15 Understanding investment funds
There are good reasons to invest in funds.
Buying shares in a single company or even holding shares in, say, three companies, can be seen as a risky form of investment. This is because the fortunes of a company, on which its dividends and share price depend, are subject to all sorts of risk. These risks can be broad economic risks, such as recession or an increase in the cost of oil, or risks specific to each company, such as the loss of a major contract or increased competition. The same applies to buying bonds issued by companies and other institutions, although the price of these is normally less volatile than shares.
To spread these risks, investors can invest in shares (and other assets, such as bonds) through investment funds. An investment fund pools the money of lots of investors and uses it to hold a wide range of shares, bonds and/or other assets. Even relatively small amounts of money placed into such funds can be spread across a wide variety of shares or other assets.
So the first things you need to be clear about when considering investing in a fund are the types of assets the fund holds and in what proportions. This is because your investment, however small, will hold these assets in equivalent proportions.

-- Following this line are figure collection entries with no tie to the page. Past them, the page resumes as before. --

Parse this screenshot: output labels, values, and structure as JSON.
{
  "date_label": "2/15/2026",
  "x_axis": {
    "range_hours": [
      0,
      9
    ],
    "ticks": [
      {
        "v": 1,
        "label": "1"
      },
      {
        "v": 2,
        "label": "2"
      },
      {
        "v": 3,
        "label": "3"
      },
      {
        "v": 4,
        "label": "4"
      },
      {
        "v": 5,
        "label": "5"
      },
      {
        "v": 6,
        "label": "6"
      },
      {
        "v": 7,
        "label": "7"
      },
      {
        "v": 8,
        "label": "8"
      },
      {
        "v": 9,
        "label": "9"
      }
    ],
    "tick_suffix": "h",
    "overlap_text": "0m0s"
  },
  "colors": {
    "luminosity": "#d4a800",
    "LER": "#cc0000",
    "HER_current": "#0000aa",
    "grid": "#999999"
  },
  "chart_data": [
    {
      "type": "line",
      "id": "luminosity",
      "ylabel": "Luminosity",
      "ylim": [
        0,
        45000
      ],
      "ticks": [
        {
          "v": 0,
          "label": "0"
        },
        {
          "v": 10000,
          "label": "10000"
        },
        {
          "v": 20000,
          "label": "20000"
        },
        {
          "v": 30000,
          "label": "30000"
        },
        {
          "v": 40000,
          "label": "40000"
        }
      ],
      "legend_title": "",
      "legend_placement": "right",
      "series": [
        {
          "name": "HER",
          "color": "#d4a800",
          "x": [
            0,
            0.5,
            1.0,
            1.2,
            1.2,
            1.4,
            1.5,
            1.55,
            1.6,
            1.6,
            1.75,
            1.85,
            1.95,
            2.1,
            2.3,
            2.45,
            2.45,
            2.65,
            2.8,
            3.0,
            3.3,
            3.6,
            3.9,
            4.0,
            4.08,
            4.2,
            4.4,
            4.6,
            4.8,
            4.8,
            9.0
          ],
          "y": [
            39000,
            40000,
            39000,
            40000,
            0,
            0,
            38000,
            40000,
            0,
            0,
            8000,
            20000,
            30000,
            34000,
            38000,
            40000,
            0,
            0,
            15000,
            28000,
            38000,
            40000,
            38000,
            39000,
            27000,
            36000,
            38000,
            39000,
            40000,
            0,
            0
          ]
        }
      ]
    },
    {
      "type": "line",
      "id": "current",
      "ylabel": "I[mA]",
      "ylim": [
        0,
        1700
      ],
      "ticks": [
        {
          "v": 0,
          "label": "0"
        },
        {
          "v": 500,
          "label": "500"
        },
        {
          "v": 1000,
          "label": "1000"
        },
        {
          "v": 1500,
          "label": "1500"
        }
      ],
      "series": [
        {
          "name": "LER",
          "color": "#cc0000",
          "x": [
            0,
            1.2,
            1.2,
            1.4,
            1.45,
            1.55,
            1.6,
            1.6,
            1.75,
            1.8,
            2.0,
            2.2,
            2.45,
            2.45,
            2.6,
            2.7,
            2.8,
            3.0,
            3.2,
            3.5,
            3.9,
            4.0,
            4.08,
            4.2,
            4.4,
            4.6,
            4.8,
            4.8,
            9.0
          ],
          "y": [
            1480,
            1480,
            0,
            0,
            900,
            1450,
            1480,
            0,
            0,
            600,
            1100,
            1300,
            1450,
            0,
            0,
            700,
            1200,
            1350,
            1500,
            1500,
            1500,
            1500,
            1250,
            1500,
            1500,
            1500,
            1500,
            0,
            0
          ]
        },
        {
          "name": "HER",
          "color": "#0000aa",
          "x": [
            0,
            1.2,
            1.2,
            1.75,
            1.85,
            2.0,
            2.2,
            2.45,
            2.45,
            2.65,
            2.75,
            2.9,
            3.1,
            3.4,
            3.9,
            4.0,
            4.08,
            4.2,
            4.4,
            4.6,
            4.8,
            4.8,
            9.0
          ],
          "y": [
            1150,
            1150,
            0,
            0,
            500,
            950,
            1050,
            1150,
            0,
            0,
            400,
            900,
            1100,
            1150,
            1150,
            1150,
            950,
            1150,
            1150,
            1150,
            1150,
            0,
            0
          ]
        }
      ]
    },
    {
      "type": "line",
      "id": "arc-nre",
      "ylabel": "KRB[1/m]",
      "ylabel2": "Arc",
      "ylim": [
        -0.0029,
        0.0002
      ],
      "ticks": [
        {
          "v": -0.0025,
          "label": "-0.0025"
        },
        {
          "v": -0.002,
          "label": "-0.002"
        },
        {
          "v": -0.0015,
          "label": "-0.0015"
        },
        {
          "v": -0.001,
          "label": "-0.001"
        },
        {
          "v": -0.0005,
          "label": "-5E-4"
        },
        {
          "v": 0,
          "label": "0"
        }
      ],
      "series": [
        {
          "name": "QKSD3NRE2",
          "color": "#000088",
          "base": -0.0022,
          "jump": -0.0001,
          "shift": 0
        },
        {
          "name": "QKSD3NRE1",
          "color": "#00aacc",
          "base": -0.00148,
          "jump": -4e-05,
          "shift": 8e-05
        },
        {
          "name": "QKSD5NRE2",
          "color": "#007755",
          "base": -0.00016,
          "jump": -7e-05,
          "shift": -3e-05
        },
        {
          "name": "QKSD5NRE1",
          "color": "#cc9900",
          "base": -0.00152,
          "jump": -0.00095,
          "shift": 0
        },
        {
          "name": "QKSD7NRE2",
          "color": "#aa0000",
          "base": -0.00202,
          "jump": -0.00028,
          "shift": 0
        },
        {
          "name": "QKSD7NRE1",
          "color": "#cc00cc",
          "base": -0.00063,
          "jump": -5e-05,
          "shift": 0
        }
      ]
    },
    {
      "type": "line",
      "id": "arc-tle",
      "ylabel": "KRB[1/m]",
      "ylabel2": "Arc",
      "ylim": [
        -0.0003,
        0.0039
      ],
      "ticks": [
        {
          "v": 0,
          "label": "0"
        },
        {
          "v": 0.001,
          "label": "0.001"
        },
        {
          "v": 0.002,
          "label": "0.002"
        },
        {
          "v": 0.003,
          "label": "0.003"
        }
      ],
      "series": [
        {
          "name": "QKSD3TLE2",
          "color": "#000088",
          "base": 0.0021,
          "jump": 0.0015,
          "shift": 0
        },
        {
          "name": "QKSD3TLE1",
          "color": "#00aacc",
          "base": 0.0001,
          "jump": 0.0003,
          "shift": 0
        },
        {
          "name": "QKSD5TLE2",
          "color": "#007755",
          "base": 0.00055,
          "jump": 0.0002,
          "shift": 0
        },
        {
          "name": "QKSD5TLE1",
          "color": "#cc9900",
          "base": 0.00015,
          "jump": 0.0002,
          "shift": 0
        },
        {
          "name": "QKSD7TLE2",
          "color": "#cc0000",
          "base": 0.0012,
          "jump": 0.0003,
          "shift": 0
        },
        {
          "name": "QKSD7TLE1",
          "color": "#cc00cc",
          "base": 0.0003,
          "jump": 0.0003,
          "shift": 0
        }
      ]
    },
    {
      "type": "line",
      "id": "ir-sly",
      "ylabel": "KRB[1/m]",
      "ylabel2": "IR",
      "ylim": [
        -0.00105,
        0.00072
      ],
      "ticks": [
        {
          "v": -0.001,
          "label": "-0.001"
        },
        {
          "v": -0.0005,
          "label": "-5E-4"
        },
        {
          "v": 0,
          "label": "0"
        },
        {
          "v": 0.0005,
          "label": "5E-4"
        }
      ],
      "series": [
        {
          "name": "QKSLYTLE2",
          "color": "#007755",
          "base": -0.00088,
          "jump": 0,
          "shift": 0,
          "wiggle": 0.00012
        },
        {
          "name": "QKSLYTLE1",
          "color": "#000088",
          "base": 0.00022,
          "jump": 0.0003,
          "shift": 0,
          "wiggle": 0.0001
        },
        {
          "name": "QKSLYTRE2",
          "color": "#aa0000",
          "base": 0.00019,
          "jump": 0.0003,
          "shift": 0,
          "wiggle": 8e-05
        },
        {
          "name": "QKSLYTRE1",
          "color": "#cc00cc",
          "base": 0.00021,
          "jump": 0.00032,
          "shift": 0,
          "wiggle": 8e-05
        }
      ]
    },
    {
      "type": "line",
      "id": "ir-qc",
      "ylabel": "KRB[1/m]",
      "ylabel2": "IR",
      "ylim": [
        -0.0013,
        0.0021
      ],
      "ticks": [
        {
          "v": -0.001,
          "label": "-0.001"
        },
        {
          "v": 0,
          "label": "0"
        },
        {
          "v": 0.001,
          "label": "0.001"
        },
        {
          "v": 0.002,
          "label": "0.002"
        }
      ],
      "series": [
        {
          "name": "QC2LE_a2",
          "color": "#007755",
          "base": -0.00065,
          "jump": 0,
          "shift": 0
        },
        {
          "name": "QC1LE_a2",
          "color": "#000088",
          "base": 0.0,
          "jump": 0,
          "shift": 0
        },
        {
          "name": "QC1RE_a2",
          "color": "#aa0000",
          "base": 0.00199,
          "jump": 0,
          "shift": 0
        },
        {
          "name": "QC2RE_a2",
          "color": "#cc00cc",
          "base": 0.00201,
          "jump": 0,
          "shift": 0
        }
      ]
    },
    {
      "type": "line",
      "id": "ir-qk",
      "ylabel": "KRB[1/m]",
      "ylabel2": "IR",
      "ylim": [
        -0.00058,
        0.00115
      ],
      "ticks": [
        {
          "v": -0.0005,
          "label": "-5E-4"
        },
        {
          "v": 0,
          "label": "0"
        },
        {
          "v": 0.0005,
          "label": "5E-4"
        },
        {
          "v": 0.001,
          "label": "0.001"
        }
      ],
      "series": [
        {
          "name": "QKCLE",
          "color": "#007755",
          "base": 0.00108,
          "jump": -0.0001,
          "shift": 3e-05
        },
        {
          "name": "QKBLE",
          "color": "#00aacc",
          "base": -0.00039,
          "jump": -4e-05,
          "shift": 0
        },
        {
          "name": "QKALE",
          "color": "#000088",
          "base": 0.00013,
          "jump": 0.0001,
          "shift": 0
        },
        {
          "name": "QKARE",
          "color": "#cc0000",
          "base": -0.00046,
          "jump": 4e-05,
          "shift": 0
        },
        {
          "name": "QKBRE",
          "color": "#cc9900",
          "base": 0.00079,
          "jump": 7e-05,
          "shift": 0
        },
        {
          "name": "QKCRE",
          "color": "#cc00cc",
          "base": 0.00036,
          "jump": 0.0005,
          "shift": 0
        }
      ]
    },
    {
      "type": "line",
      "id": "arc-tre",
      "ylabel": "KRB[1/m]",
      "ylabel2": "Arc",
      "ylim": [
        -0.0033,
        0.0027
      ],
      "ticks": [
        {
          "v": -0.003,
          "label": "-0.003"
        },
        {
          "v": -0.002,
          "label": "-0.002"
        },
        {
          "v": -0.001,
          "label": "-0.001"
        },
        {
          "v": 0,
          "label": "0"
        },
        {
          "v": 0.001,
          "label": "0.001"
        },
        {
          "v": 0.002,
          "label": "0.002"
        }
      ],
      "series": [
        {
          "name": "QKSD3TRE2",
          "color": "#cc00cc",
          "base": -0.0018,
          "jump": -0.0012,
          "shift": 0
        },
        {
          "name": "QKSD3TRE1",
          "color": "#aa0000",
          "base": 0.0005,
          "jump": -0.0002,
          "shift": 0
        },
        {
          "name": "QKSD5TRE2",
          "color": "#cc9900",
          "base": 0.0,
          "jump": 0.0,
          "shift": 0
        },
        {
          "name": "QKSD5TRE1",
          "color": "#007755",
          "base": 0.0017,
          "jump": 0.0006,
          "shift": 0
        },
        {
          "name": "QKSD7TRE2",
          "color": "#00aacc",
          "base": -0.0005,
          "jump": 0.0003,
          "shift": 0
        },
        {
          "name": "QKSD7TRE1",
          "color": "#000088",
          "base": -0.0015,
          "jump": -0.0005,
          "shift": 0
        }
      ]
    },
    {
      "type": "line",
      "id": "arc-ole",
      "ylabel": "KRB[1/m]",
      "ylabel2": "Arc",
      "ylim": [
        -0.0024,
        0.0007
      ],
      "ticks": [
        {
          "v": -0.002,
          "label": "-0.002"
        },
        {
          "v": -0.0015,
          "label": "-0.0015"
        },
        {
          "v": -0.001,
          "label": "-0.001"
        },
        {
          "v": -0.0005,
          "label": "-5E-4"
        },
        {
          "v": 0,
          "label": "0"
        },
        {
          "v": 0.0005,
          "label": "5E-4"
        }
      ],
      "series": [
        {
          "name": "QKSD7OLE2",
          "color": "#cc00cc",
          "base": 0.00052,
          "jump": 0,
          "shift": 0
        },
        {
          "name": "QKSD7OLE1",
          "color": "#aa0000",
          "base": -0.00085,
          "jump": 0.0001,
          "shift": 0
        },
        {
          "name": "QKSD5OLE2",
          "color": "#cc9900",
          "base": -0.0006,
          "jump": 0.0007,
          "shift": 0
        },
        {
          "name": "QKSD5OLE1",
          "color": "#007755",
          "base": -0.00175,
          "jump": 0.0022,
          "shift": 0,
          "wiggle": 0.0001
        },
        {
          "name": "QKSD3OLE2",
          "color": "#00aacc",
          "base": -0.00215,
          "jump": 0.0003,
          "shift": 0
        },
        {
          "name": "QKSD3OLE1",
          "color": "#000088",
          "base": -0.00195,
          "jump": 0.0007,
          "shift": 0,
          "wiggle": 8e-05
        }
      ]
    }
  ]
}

The proportions held will also determine the risk profile of the fund. Look at the three funds in the table below and the ways they are divided between different assets. Fund 1 would be usually classified as low-risk – where the risk means exposure to a fall in value. Fund 2 is medium-risk and Fund 3 is high-risk. The key determinant of the degree of risk is the proportion of the fund invested in the shares, since these are the riskiest of the three categories of assets.
Table 4 Funds and risk profiles
|Fund 1||Fund 2||Fund 3|
The investments in funds may be selected by managers, based on research which aims to assess the prospects for shares and other bonds (called ‘actively managed’ funds). Investors pay fees for the services of the fund managers and are provided with periodic reports on their investments – usually quarterly.
Other funds (called ‘passively managed’ or ‘tracker’ funds) simply hold investments designed to move in-line with a specified share index, such as the FTSE-100 – the index for the shares of the 100 largest firms listed on the London Stock Exchange. Passive funds normally have lower charges as they involve less work for the fund managers.
Investment funds come in many forms, including:
- Unit trusts: this is an arrangement whereby trustees hold shares and/or other assets on behalf of investors and a management company makes decisions about what and when to buy and sell. Investors hold units in the unit trust and the value of the units directly reflects the value of the underlying assets in the fund.
- Open-ended investment companies (OEICs): these are very similar to unit trusts but are structured as companies rather than trusts.
- Investment trusts: these are companies that are quoted and traded on the stock market. The purpose of an investment trust company is to run an investment fund. Investors buy shares in the company. The price of the shares reflects both the value of the assets in the underlying fund (called the ‘net asset value’ or NAV) and the balance between investors buying and selling the shares on the stock market.
- Exchange-traded funds (ETFs): these are also companies traded on the stock market but, in this case, the share price is directly linked to the value of the underlying investments. Traditionally, ETFs are tracker funds. This could be, for example, a FTSE-100 Index tracker or a more unusual index tracking, say, the price of commodities or works of art.
- Life insurance funds: some types of life insurance can be used as investments. The investor pays in regular premiums or a single lump sum premium, and the policy builds up a cash value that may be drawn out either as a lump sum or as a stream of income payments.
- Pension funds: Contributions may be invested in one or more underlying funds. The value of the pension scheme depends on the performance of those funds. We’ll spend more time in the next session looking at pension funds.
Investment funds can be bought directly from fund managers, through stockbrokers or through specialist websites (often called ‘platforms’).
One way that you can invest money in a fund is through Stocks and Shares ISAs. The investments you make each year must, along with any savings made into cash ISAs, not exceed the annual limit set by the government – which was £20,000 in 2020/21.
A Stocks & Shares ISA is an investment product which means that the capital you invest can rise and fall in value. When buying these ISAs, look closely at the asset combination of the fund you are buying into, to ensure that you are comfortable with the risks you are taking.
Activity 7 Being a socially responsible investor
An additional consideration for many people is a desire to invest their money in a socially responsible way.
There are different aspects to what constitutes socially responsible investment. Can you think of some positive and some negative criteria people use to identify when an investment is socially responsible?
Positive criteria can include investing in companies that treat workers fairly or are engaged in environmental protection. Examples of negative criteria include avoiding funds that invest in companies involved with fossil fuels, animal experiments, arms, violating human rights or pornography.
One difficulty for an investor is that ethical or social responsibility is a relatively subjective term. One way of checking whether a fund that claims to be ethical or socially responsible shares your own views is to check the main companies the fund invests in.